1. Set the height of the pins in a squat rack so that the barbell can lay across your shoulders comfortably.
2. Next, set the safety bars at the desired height (typically waist high) so that if you fail on a rep, they will take the weight and you will be safe.
3. Load up the barbell with the correct amount of weight on it and you are now ready to go. Step underneath the bar and take the weight across the front of your shoulders. You can either relax your wrists and place then under the bar to secure its position or you can cross your arms over and lift your elbows, which ever is most comfortable for yourself.
4. Maintain a straight back and a small bend at your knees when un-racking the bar. Press through your legs to lift the bar up and take a small step backwards into the middle of the rack. Adopt a shoulder width stance with your toes slightly pointing outward.

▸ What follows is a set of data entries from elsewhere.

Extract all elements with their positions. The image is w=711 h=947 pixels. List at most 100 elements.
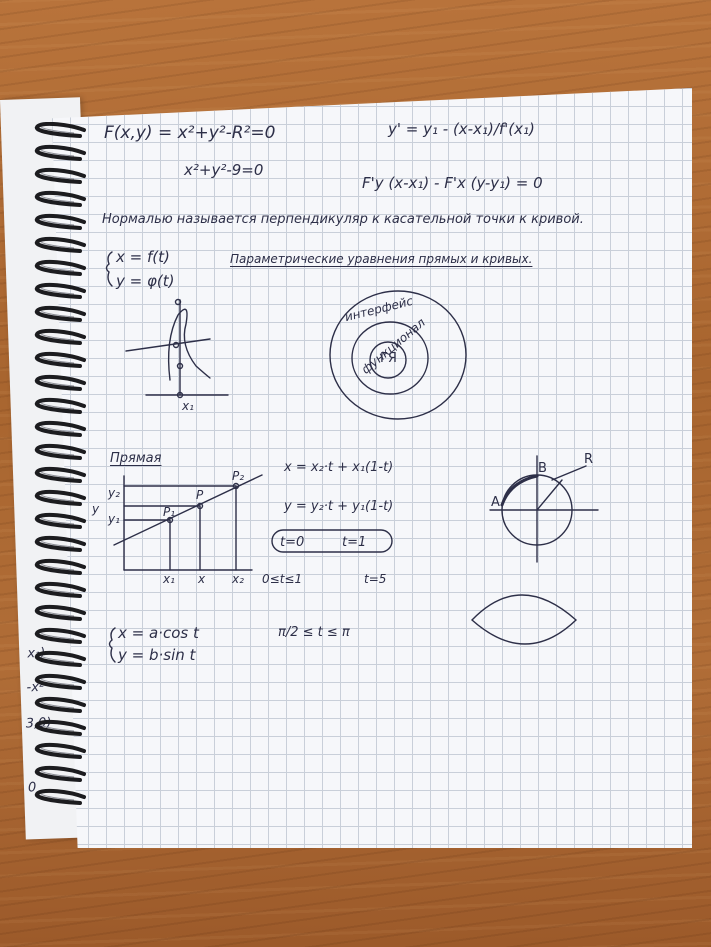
curve-point-low [176,362,184,370]
x2-label: x₂ [232,572,244,586]
spiral-coil [34,305,86,322]
eq-y: y = y₂·t + y₁(1-t) [284,499,394,514]
spiral-coil-highlight [41,609,75,617]
spiral-coil [34,351,86,368]
spiral-coil [34,443,86,460]
ring-outer [329,290,467,420]
p-label: P [196,488,204,502]
formula-circle: x²+y²-9=0 [184,161,264,179]
eq-x: x = x₂·t + x₁(1-t) [284,460,394,475]
spiral-coil-highlight [41,701,75,709]
spiral-coil [34,374,86,391]
spiral-coil-highlight [41,264,75,272]
spiral-coil [34,581,86,598]
spiral-coil-highlight [41,747,75,755]
spiral-coil-highlight [41,287,75,295]
curve-point-label: x₁ [182,399,194,413]
spiral-coil-highlight [41,678,75,686]
param-system-x: x = f(t) [116,248,170,266]
curve-point-mid [172,341,180,349]
t0-label: t=0 [280,535,305,550]
spiral-coil-highlight [41,126,75,134]
spiral-coil [34,627,86,644]
tangent-line [125,338,211,352]
curve-point-top [174,298,182,306]
spiral-coil-highlight [41,517,75,525]
param-system-y: y = φ(t) [116,272,175,290]
spiral-coil [34,788,86,805]
arc-radius [536,479,563,511]
spiral-coil-highlight [41,310,75,318]
spiral-coil [34,696,86,713]
spiral-binding [34,122,86,805]
spiral-coil-highlight [41,402,75,410]
ellipse-brace [108,627,116,663]
spiral-coil [34,535,86,552]
t5-label: t=5 [364,572,387,586]
line-point-p1 [166,516,174,524]
spiral-coil [34,420,86,437]
spiral-coil [34,742,86,759]
spiral-coil [34,236,86,253]
spiral-coil [34,259,86,276]
formula-tangent: F'y (x-x₁) - F'x (y-y₁) = 0 [362,174,543,192]
spiral-coil-highlight [41,632,75,640]
spiral-coil-highlight [41,195,75,203]
ring-middle [351,321,429,395]
lens-shape [470,594,578,645]
spiral-coil-highlight [41,724,75,732]
spiral-coil [34,122,86,138]
param-brace [105,251,113,287]
curve-loop [167,308,211,381]
spiral-coil-highlight [41,425,75,433]
point-a-label: A [491,495,500,510]
formula-f-xy: F(x,y) = x²+y²-R²=0 [104,123,276,143]
spiral-coil-highlight [41,563,75,571]
normal-definition: Нормалью называется перпендикуляр к каса… [102,212,584,227]
arc-r-pointer [551,465,587,481]
notebook-page [52,88,692,848]
spiral-coil [34,328,86,345]
spiral-coil [34,719,86,736]
spiral-coil-highlight [41,471,75,479]
point-b-label: B [538,461,547,476]
line-graph-main [113,474,263,546]
curve-point-base [176,391,184,399]
spiral-coil [34,489,86,506]
spiral-coil [34,466,86,483]
spiral-coil [34,512,86,529]
x-label: x [198,572,206,586]
spiral-coil-highlight [41,540,75,548]
spiral-coil-highlight [41,333,75,341]
ellipse-x: x = a·cos t [118,624,199,642]
p2-label: P₂ [232,469,245,483]
x1-label: x₁ [163,572,175,586]
spiral-coil [34,144,86,161]
spiral-coil-highlight [41,494,75,502]
ring-inner [369,341,407,379]
spiral-coil-highlight [41,793,75,801]
spiral-coil-highlight [41,448,75,456]
line-point-p2 [232,482,240,490]
spiral-coil [34,190,86,207]
spiral-coil-highlight [41,241,75,249]
spiral-coil [34,604,86,621]
line-point-p [196,502,204,510]
p1-label: P₁ [163,505,176,519]
spiral-coil-highlight [41,149,75,157]
param-title: Параметрические уравнения прямых и кривы… [230,252,533,266]
radius-label: R [584,452,594,467]
spiral-coil [34,650,86,667]
arc-highlight [500,474,539,507]
spiral-coil [34,282,86,299]
ring-inner-label: ГЯ [380,351,397,366]
spiral-coil [34,765,86,782]
y1-label: y₁ [108,512,120,526]
t-range: 0≤t≤1 [262,572,303,586]
y-label: y [92,502,100,516]
y2-label: y₂ [108,486,120,500]
spiral-coil [34,558,86,575]
spiral-coil-highlight [41,586,75,594]
ellipse-range: π/2 ≤ t ≤ π [278,625,350,640]
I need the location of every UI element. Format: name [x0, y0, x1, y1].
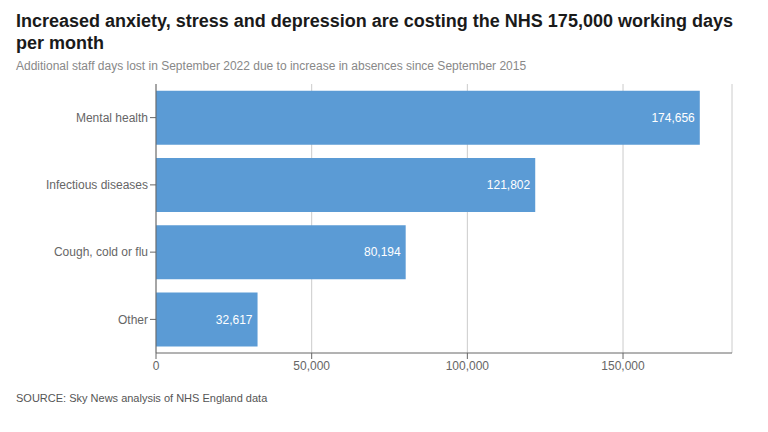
svg-text:50,000: 50,000: [293, 359, 330, 373]
html-text:Increased anxiety, stress and: Increased anxiety, stress and depression…: [16, 11, 733, 53]
svg-text:0: 0: [153, 359, 160, 373]
svg-text:150,000: 150,000: [601, 359, 645, 373]
svg-text:Cough, cold or flu: Cough, cold or flu: [54, 245, 148, 259]
svg-text:174,656: 174,656: [651, 111, 695, 125]
svg-text:Mental health: Mental health: [76, 111, 148, 125]
html-text:Additional staff days lost in: Additional staff days lost in September …: [16, 59, 527, 73]
svg-text:Infectious diseases: Infectious diseases: [46, 178, 148, 192]
svg-text:Other: Other: [118, 313, 148, 327]
svg-text:121,802: 121,802: [487, 178, 531, 192]
svg-text:32,617: 32,617: [216, 313, 253, 327]
html-text:SOURCE: Sky News analysis of N: SOURCE: Sky News analysis of NHS England…: [16, 392, 268, 404]
svg-text:100,000: 100,000: [446, 359, 490, 373]
svg-text:80,194: 80,194: [364, 245, 401, 259]
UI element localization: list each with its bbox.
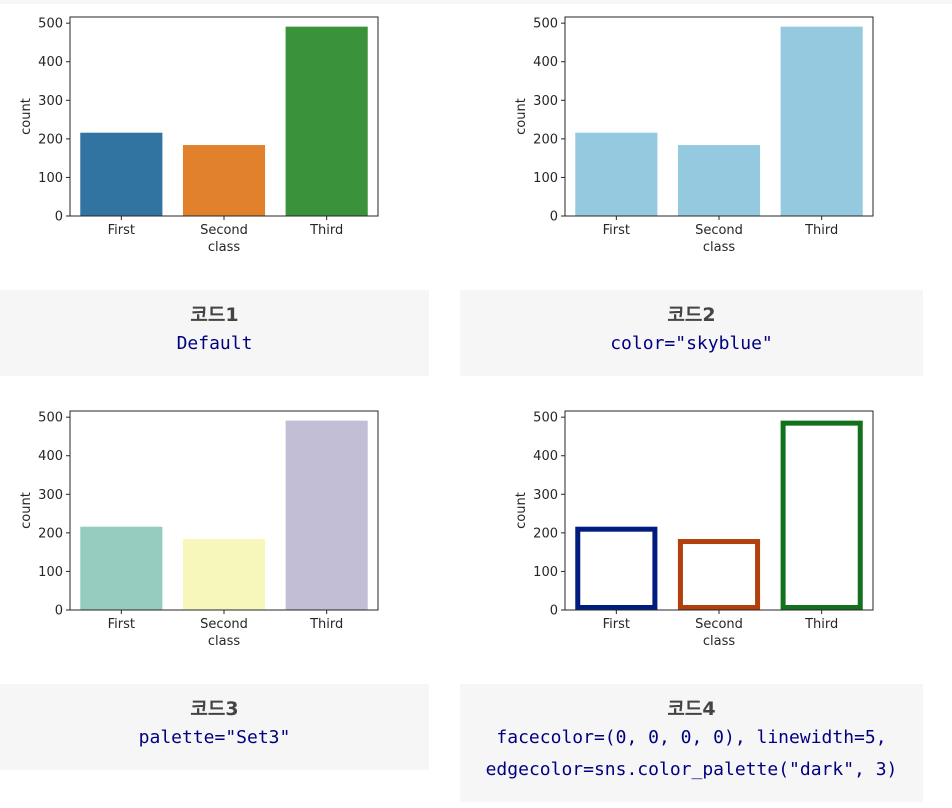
caption-box-3: 코드3 palette="Set3" [0, 684, 429, 770]
y-axis-label: count [19, 98, 34, 135]
y-tick-label: 400 [533, 55, 558, 70]
x-tick-label: Second [200, 617, 248, 632]
y-tick-label: 500 [38, 17, 63, 32]
x-axis-label: class [703, 634, 735, 649]
caption-title: 코드4 [667, 698, 716, 720]
y-tick-label: 500 [38, 411, 63, 426]
x-tick-label: Second [695, 223, 743, 238]
x-axis-label: class [208, 240, 240, 255]
y-tick-label: 200 [533, 132, 558, 147]
y-axis-label: count [514, 98, 529, 135]
y-tick-label: 200 [38, 132, 63, 147]
y-tick-label: 400 [38, 449, 63, 464]
x-tick-label: Second [200, 223, 248, 238]
chart-4: 0 100 200 300 400 500 First Second Third class cou… [514, 410, 874, 649]
x-tick-label: First [108, 223, 135, 238]
y-tick-label: 200 [38, 526, 63, 541]
x-tick-label: First [108, 617, 135, 632]
x-axis-label: class [703, 240, 735, 255]
caption-title: 코드2 [667, 304, 716, 326]
top-strip [0, 0, 952, 4]
x-tick-label: Third [309, 617, 343, 632]
x-tick-label: First [603, 617, 630, 632]
caption-title: 코드3 [190, 698, 239, 720]
y-tick-label: 300 [533, 488, 558, 503]
y-tick-label: 400 [38, 55, 63, 70]
y-axis-label: count [19, 492, 34, 529]
bar-third [285, 26, 368, 216]
x-tick-label: First [603, 223, 630, 238]
chart-2: 0 100 200 300 400 500 First Second Third class cou… [514, 16, 874, 255]
y-tick-label: 100 [533, 565, 558, 580]
caption-code: palette="Set3" [138, 727, 291, 748]
bar-third [285, 420, 368, 610]
y-tick-label: 100 [38, 171, 63, 186]
bar-first [80, 526, 163, 610]
y-tick-label: 200 [533, 526, 558, 541]
y-tick-label: 500 [533, 17, 558, 32]
x-axis-label: class [208, 634, 240, 649]
bar-third [780, 26, 863, 216]
chart-3: 0 100 200 300 400 500 First Second Third class cou… [19, 410, 379, 649]
caption-code-line-1: facecolor=(0, 0, 0, 0), linewidth=5, [496, 727, 887, 748]
y-tick-label: 0 [550, 604, 558, 619]
y-axis-label: count [514, 492, 529, 529]
bar-first [575, 132, 658, 216]
x-tick-label: Second [695, 617, 743, 632]
y-tick-label: 300 [533, 94, 558, 109]
bar-first [80, 132, 163, 216]
bar-third [780, 420, 863, 610]
y-tick-label: 500 [533, 411, 558, 426]
chart-1: 0 100 200 300 400 500 First Second Third class cou… [19, 16, 379, 255]
caption-title: 코드1 [190, 304, 239, 326]
caption-box-2: 코드2 color="skyblue" [460, 290, 923, 376]
y-tick-label: 0 [55, 604, 63, 619]
bar-second [677, 145, 761, 216]
y-tick-label: 0 [550, 210, 558, 225]
caption-box-4: 코드4 facecolor=(0, 0, 0, 0), linewidth=5,… [460, 684, 923, 802]
plot-frame [564, 410, 874, 611]
x-tick-label: Third [804, 223, 838, 238]
bar-second [182, 145, 266, 216]
y-tick-label: 300 [38, 94, 63, 109]
bar-first [575, 526, 658, 610]
bar-second [182, 539, 266, 610]
bar-second [677, 539, 761, 610]
caption-code: Default [176, 333, 253, 354]
y-tick-label: 400 [533, 449, 558, 464]
y-tick-label: 100 [533, 171, 558, 186]
y-tick-label: 0 [55, 210, 63, 225]
caption-code: color="skyblue" [610, 333, 773, 354]
y-tick-label: 300 [38, 488, 63, 503]
caption-box-1: 코드1 Default [0, 290, 429, 376]
caption-code-line-2: edgecolor=sns.color_palette("dark", 3) [485, 759, 898, 780]
x-tick-label: Third [804, 617, 838, 632]
y-tick-label: 100 [38, 565, 63, 580]
x-tick-label: Third [309, 223, 343, 238]
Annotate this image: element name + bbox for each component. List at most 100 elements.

5. Maintain a straight back throughout the movement and keep your head up. This will be your starting position. Inhale and begin to descend by bending at your knees and hips. Your weight should be put predominantly through your heels as you sit back into the movement until your thighs are either parallel or just past to the floor.
6. After a brief pause, exhale and return the bar to the starting position along the same path, push through your heels with the force being driven through your quads to do so.
7. Stand to attention with your legs fully extended, back straight and shoulders relaxed.
8. Repeat for the recommended amount of repetitions.